– Дурак! Ты понимаешь, на что его обрек?! Дурак! – крикнул Матвей. И бросился бежать – туда, где остался раненый Ипполит.
Сумерки кончились, ночь упала на землю. Федор Клементьевич опустил подзорную трубу: теперь ему оставалось только ждать исхода событий. На всякий случай, для закрепления одержанного успеха, он в последний раз скомандовал:
– Пли!
Картечь разорвала темноту.
Мишель не сразу разглядел нескольких черниговских солдат, с ружьями наперевес. Солдаты медленно, будто никуда не торопясь, приближались к ним. Постепенно солдатское кольцо замкнулось вокруг них с Сергеем.
– Вставай, что ли, Сергей Иваныч! – сказал один из солдат, самый смелый. – Отгулял ты свое. Пора и честь знать.
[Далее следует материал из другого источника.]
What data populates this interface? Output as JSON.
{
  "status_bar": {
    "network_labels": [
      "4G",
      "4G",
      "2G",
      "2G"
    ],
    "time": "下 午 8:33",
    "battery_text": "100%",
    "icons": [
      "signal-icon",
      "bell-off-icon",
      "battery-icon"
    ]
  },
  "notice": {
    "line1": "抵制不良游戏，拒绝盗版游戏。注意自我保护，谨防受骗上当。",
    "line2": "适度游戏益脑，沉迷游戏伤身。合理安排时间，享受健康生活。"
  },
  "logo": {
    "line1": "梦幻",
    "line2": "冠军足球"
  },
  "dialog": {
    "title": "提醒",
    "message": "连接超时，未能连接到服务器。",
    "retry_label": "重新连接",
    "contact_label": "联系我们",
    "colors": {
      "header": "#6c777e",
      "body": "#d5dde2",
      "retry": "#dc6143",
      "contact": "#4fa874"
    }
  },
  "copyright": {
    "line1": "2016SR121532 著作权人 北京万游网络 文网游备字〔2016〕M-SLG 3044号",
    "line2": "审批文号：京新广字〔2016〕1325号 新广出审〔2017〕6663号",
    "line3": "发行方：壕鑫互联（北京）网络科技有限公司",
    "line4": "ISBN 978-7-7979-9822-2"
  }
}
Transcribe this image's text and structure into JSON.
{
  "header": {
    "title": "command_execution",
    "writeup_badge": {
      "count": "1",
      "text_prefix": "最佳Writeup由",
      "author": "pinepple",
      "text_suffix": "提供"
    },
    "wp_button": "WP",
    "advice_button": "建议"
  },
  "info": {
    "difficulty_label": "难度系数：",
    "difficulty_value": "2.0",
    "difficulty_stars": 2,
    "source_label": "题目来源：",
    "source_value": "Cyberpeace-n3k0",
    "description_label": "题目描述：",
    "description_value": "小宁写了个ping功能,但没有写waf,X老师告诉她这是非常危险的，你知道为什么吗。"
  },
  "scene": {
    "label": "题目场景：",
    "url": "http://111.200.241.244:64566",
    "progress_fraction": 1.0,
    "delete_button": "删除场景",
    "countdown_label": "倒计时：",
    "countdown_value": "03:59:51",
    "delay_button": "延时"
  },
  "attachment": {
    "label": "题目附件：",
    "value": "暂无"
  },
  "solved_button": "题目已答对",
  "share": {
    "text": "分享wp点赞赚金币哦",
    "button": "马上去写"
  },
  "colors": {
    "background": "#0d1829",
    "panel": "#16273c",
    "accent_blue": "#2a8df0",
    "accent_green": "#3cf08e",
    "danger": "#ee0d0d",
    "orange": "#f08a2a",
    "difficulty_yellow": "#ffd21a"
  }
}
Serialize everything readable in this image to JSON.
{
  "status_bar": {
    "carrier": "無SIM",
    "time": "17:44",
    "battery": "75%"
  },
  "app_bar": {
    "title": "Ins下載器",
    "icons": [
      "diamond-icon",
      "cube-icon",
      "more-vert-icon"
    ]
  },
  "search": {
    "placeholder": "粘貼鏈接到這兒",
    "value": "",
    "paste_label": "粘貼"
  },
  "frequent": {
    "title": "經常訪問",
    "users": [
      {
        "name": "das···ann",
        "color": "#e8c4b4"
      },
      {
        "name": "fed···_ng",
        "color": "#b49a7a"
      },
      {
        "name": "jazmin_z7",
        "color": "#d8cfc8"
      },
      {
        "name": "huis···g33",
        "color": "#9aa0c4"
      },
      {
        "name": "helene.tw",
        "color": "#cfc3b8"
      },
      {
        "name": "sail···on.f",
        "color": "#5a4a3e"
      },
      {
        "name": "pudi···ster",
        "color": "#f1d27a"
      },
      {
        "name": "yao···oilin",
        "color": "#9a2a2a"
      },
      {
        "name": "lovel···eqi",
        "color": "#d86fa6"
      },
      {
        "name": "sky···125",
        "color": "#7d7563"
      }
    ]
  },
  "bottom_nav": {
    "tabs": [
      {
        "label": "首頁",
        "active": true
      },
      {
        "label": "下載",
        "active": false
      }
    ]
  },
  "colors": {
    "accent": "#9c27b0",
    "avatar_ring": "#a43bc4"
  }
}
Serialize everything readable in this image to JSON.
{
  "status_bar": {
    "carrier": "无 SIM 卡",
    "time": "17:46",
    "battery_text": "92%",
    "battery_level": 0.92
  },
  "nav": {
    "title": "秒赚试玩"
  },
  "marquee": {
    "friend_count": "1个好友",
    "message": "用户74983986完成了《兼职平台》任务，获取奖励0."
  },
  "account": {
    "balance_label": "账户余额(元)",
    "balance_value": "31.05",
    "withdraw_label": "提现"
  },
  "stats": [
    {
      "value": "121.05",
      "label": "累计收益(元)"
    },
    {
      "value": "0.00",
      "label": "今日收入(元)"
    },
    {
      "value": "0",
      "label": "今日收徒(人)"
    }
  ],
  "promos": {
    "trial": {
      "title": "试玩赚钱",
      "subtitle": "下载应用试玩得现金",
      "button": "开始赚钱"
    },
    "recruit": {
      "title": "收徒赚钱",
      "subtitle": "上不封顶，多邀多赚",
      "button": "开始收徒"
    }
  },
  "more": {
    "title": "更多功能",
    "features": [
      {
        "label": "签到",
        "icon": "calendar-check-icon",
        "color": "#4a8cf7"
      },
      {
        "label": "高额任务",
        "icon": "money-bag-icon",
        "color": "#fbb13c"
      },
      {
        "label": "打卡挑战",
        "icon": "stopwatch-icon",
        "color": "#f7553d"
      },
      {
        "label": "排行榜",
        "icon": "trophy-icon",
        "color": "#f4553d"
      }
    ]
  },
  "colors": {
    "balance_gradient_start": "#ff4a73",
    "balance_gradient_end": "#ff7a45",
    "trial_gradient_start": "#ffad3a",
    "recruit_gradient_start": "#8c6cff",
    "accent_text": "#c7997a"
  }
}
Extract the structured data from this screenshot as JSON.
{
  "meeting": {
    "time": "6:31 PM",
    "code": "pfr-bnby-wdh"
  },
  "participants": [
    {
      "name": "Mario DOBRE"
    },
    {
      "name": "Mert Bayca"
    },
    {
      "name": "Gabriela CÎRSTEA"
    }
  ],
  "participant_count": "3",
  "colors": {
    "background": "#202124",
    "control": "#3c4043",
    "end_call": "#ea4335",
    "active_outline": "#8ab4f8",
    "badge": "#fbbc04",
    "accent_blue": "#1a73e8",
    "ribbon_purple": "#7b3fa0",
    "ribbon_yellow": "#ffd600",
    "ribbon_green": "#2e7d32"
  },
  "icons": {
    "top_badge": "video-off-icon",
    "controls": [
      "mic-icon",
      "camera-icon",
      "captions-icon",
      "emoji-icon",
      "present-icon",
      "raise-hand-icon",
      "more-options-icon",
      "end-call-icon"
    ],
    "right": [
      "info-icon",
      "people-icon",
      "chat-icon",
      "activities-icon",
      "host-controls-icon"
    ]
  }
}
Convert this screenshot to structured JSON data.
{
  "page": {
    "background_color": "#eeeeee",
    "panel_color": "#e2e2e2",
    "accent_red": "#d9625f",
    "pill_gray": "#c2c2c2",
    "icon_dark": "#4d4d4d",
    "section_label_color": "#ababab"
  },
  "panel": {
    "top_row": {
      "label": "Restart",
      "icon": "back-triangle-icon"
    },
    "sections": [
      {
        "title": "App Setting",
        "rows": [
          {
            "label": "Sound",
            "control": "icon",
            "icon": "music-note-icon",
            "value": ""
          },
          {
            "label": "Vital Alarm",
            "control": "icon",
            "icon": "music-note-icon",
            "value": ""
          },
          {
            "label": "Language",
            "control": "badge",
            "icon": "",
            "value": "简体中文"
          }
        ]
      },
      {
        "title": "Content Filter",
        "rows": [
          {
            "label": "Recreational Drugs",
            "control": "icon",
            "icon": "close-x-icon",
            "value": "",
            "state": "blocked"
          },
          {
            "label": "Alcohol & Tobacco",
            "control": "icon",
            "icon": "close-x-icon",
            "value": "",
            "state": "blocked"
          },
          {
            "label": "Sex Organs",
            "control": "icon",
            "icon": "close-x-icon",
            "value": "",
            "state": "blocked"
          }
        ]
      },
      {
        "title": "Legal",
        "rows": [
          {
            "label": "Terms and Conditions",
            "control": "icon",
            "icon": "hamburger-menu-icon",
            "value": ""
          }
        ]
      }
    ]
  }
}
– Пошел прочь! – Мишель взмахнул кулаком.
Солдат поймал его руку, отвел ее в сторону.
– Полегче, барин! А то, как бы свинца не пришлось испробовать.
Солдаты заговорили разом:
– Ты не серчай, Сергей Иваныч…
– Сам понимаешь – нету нам спасенья…
– А так… зачтется нам, небось, а тебе все одно помирать.
От солдат сильно разило водкой.
– Миша, руку дай!
Опираясь на руку Мишеля, Сергей встал на колени.
– Братцы, помилосердствуйте… Моих пощадите… – сказал он внятно.
– Да нечто мы нехристи, Сергей Иваныч? Как можно?
Солдаты подняли его, и повели к обозу, туда, где уже сновали гусары. Мишель, не разбирая дороги, поплелся следом, как побитая собака за жестоким хозяином.
Подбегая к тому месту, где оставался Ипполит, Матвей увидел негустую толпу солдат. Мелькнула мысль, что убьют, ограбят. Ранен Полька сопротивляться не сможет. Обернулся: командир гусарского отряда, знакомый ему подполковник Левенштерн, скакал к нему.
– Помогите! – отчаянно крикнул Матвей, – помогите, там моего брата убивают!
Не говоря ни слова, Левенштерн направил свою лошадь прямо на солдат, угрожающе поднял над головой саблю.
Солдаты мгновенно разбежались, исчезнув в вечернем сумраке – только стерня захрустела под сапогами.
Матвей увидел: Ипполит лежал, опрокинувшись наземь. Открытые глаза, скошенные к переносице, залитый кровью подбородок, зажатый в руке пистолет, лужа крови под головой… Рядом валялось солдатское ружье.
– Полька, ну зачем, зачем?! – простонал Матвей. – Тебе – зачем?!
Нагнулся над Ипполитом, закрыл ему глаза.
Левенштерн спрыгнул с лошади, подал Матвею руку.
– Вы ранены?
Матвей отрицательно покачал головой.
– Я цел.
– Но одежда ваша в крови.
Матвей закрыл лицо руками.
– Это их кровь… Ипполита и… Сережи… Братьев моих.
– Пойдемте.
Взяв лошадь за повод, он свободной рукой обнял Матвея за плечи и повел к обозу. Пройдя несколько нетвердых шагов, Матвей остановился и оглянулся.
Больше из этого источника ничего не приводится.